Toronto-based writer Jesse Ship might be known for his electric personality, contagious energy and his passionate coverage of Toronto’s food and music scenes, but don’t let his amazing hair and great smile fool you: he once had a restaurant completely shut down. Okay, okay… in Ship’s defense, he didn’t wreak havoc on a restaurant with a scathing review, but he does have a great story to explain how he single-handedly closed down a Toronto establishment. But we’ll let him tell you all about that.
What we truthfully love most about Ship is that, even when we think we’re at the most obscure cultural event in the city, we almost always see him there just enjoying art in all its forms. You’ve gotta love a guy who genuinely likes art for art’s sake. Ship’s work has appeared everywhere from Aol Spinner and Now Magazine to Exclaim and Pound, and he also runs Shipwreck’d Media, a company he created to service the entertainment industry with press releases, bios and publicity.
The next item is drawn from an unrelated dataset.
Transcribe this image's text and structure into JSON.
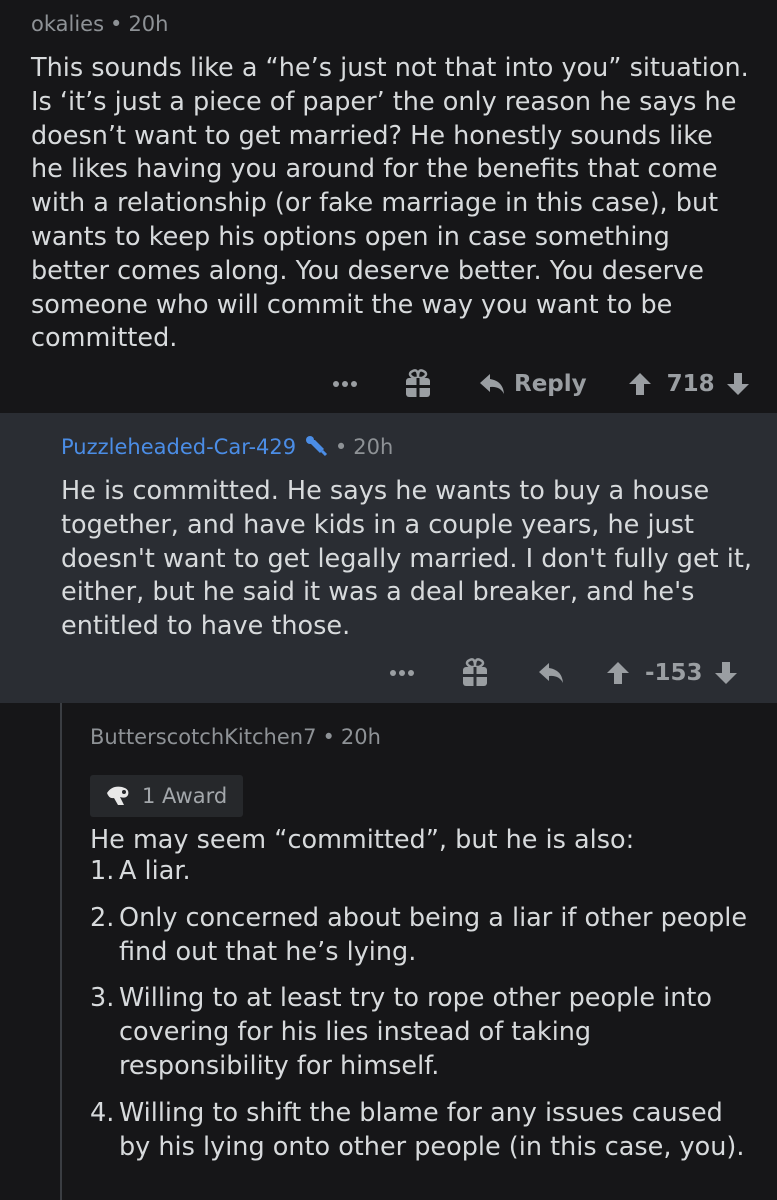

We caught up with Ship to find out more about his life interviewing some of the biggest names in music, refining his palate in the name of food criticism, and shuttin’ down restaurants…
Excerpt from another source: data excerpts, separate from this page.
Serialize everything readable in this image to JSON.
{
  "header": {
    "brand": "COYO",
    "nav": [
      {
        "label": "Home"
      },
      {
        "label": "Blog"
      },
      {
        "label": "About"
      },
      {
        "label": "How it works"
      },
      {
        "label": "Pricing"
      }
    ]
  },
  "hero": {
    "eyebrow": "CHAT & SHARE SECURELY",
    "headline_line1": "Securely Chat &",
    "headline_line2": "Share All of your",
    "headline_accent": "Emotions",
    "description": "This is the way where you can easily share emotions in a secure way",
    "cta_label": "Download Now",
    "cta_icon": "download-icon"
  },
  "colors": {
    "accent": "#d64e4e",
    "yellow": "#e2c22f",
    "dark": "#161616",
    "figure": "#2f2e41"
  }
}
Tell us a bit about yourself. What should people know?
I discovered myself as a writer while on an ESL teaching stint in Taiwan. While I was there, I took a stab at contributing to a few local expat mags and surprised myself and my friends. It’s a cliché, but the writer seems to find himself while abroad.
I attribute my interest in food thanks to being an expert at licking cake batter off of spoons as a kid (the best job you can get as a ‘special helper’), but also a Parisian upbringing. The high standards of French ingredients helped shaped my palate and I’d like to think that memories from those four years still influence me. Scents influence the most powerful of the senses, right?
I also specialize in covering electronic music, favouring abstract bedroom noisemakers to big room EDM DJs, but if it’s got a beat, I can move to it.
What are the biggest challenges and best rewards about what you do?
One of the biggest rewards is getting to meet and interview some of the musicians that first turned me onto music like DJ Shadow, Joshua Davis of Korn, Sasha & Digweed, Maxim Reality of The Prodigy, or newer artists that I adore like James Murphy of DFA/LCD Soundsystem, Trentemøller, and Justice. They say it’s best to never meet your idols, but I haven’t been disappointed yet.
Short post-show turnovers for reviews and transcribing artist interviews are considered to be the bane of most journalists, so I guess the “morning after” is my biggest challenge in that respect.
What are three things you can’t live without?
– Hot sauce containing a minimum of 7,000 Scoville units.
– $4.00 fresh bbq’d squid on a stick from an Asian night market. (Ok, I can’t actually get those in Toronto on a regular basis, so by going through the logic of this list, my life is not holding up so well.)
– Indomie Mi Goreng Instant Satay Noodles.
Finish this sentence: I love Toronto because…
…I can go out any night and potentially find a band playing any style of music you can dream of, or comedy for that matter. And hundreds of restaurants representing far flung cultures under the sun.
What are some of your favourite annual cultural events in Toronto and why?
Pedestrian Sundays in Kensington Market rarely disappoints. I’m also a bit disappointed that Afrofest and the Mutahdi Drum Fest have been relegated to Woodbine Park. There’s more space but the Queen’s Park forest brought out the real afro vibe.
What’s one secret talent you have that people would be surprised to find out about?
The ability to close restaurants. A food critic’s dream, right? Hah, just kidding. But a funny thing once happened and I became indirectly responsible for shutting down the Happy 7 Chinese restaurant, frequented by city workers of all levels. I’m not very proud of what happened, but when you spy a convalescing mouse in the window of a restaurant next to a green food safety inspector sign, marked inspected just a few days before, it’s hard not to take a photo and send it to your favourite city blogs. I didn’t expect the story to go viral, or to get scooped by a certain local TV news team who likes to think that they are everywhere, but it caused a media frenzy and the restaurant was shuttered in weeks. However, they seem to have bounced back and now operate under the name King Lobster.
I’ve also made modest appearances in music videos, commercials and TV shows.